Organophosphorus compounds as one of the most preferred flame retardants are traditionally derived from petroleum resources. Of recent interest is the exploration of renewable candidates as the precursors to synthesise these compounds. Here, we report the synthesis of a novel bio-based polyphosphonate (BPPT) through the reaction of plant-derived diphenolic acid (DPA), caged bicyclic phosphorus (PEPA) and phenylphosphonic dichloride (PPDC) in two steps. The BPPT was used as a flame retardant to prepare polylactic acid (PLA) blends. Significant enhancement in the limiting oxygen index of PLA (28.8, 33.7 and 35.4 with 2 wt%, 4 wt%, and 6 wt% of BPPT, respectively, in the PLA blends) was obtained.
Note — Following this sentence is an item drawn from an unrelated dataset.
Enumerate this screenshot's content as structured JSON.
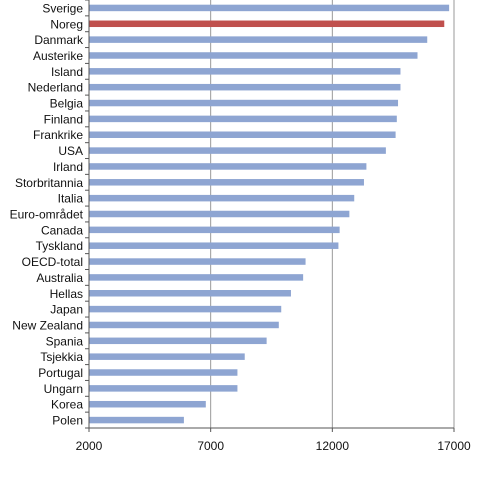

Additionally, the results in the UL94 flammability tests demonstrates that BPPT is effective to quench the flame, which facilitate PLA blends to achieve a V0 level at a BPPT loading of 4 wt%. The data of the cone tests and thermal gravimetric analysis confirm that a gas phase mechanism is mainly responsible for the highly efficient flame retardancy. Moreover, the tensile test results indicate that the BPPT-induced depression of the mechanical properties of the flame retardant blends is minimal. The flame retardant PLA blends developed herein contain a bio-mass content of more than 95 wt%.